CSOs Commend President for Heeding Citizens' Petition
Wednesday 11 May, Kampala – Civil Society Organisations have held a press conference to commended President Yoweri Museveni for heeding a petition by the citizens of Uganda, to reject the proposed amendment in the Income Tax Bill.
Speaking at the press conference, FRA Executive Director Ms. Agnes Kirabo called upon the Members of Parliament to not fight but rather consider the President’s decision.
“If the law is unfair, we call on MPs to steer efforts around reforming the income tax rather than them choosing to exempt themselves from taxing their allowances while other Ugandans are paying” she said.
In his address to the press, CSBAG Coordinator Julius Mukunda said that CSOs were ready to work with Parliament to close the existing gaps in the revenue collection and expenditure. He called upon the government especially the parliament to revise the whole income tax law and fix loopholes therein.
The decision by the President to return the Income Tax (Amendment) Bill to parliament for review came after a two week campaign spearheaded by Civil Society Organizations that aimed to collect Five Million signatures, petitioning the President to reject the proposed amendment. By the end of the two weeks, 4,201,098 signatures had been collected from over 80 districts and these were submitted to the Office of the Prime Minister on Friday 6th May 2016.
In a letter to the Speaker of Parliament Rebecca Kadaga, the President mentioned that MPs lack the “moral right” to exempt any of their emoluments from taxes and that doing so “would send a dangerous message” with other Ugandans joining the bandwagon to demand a freeze on their emoluments.
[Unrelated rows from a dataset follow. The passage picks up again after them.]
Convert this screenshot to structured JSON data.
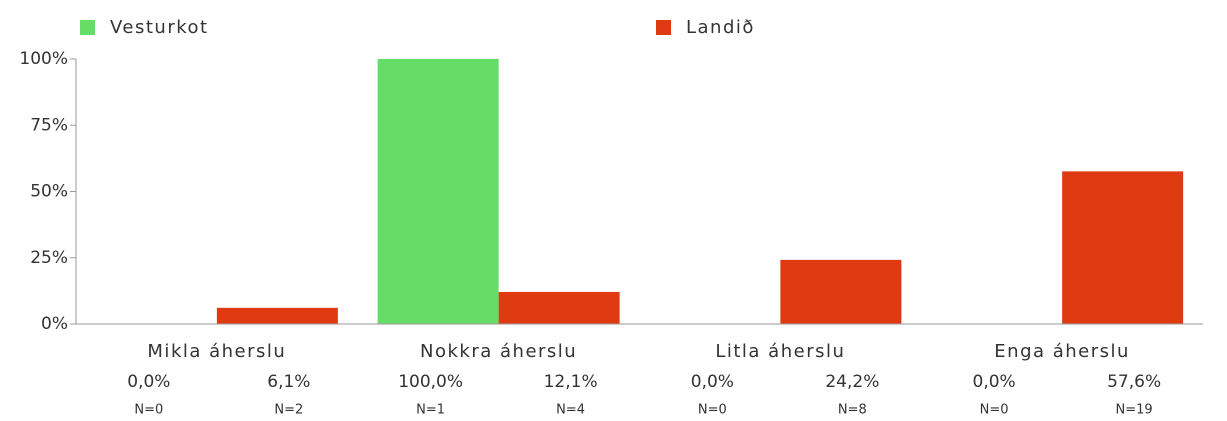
{
  "chart_data": {
    "type": "bar",
    "categories": [
      "Mikla áherslu",
      "Nokkra áherslu",
      "Litla áherslu",
      "Enga áherslu"
    ],
    "series": [
      {
        "name": "Vesturkot",
        "color": "#66dd66",
        "values": [
          0,
          100,
          0,
          0
        ],
        "value_labels": [
          "0,0%",
          "100,0%",
          "0,0%",
          "0,0%"
        ],
        "n_labels": [
          "N=0",
          "N=1",
          "N=0",
          "N=0"
        ]
      },
      {
        "name": "Landið",
        "color": "#e03a12",
        "values": [
          6.1,
          12.1,
          24.2,
          57.6
        ],
        "value_labels": [
          "6,1%",
          "12,1%",
          "24,2%",
          "57,6%"
        ],
        "n_labels": [
          "N=2",
          "N=4",
          "N=8",
          "N=19"
        ]
      }
    ],
    "ylim": [
      0,
      100
    ],
    "yticks": [
      {
        "value": 0,
        "label": "0%"
      },
      {
        "value": 25,
        "label": "25%"
      },
      {
        "value": 50,
        "label": "50%"
      },
      {
        "value": 75,
        "label": "75%"
      },
      {
        "value": 100,
        "label": "100%"
      }
    ],
    "legend": "top"
  }
}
“This decision is not only injurious to our revenue efforts, but also it isn’t politically and morally correct,” he said.
The President cited several other reasons for his decision to return the Bill to Parliament for reconsideration such as the need to enhance revenue collection if Uganda is to meet her ambition of transforming into a middle income country by 2020.
The recent move by Parliament to amend the Income Tax Act came after the High Court of Uganda, Parliamentary Commission and Uganda Revenue Authority resolved that all emoluments paid to the Members of Parliament are subject to tax under the provisions of the Income Tax Act Cap 34. (HCCS No 745 of 201.3) By passing the amendment, the Members of Parliament chose to render court powerless and the judgment useless by passing a law exempting them from paying tax, says Uganda Law Society.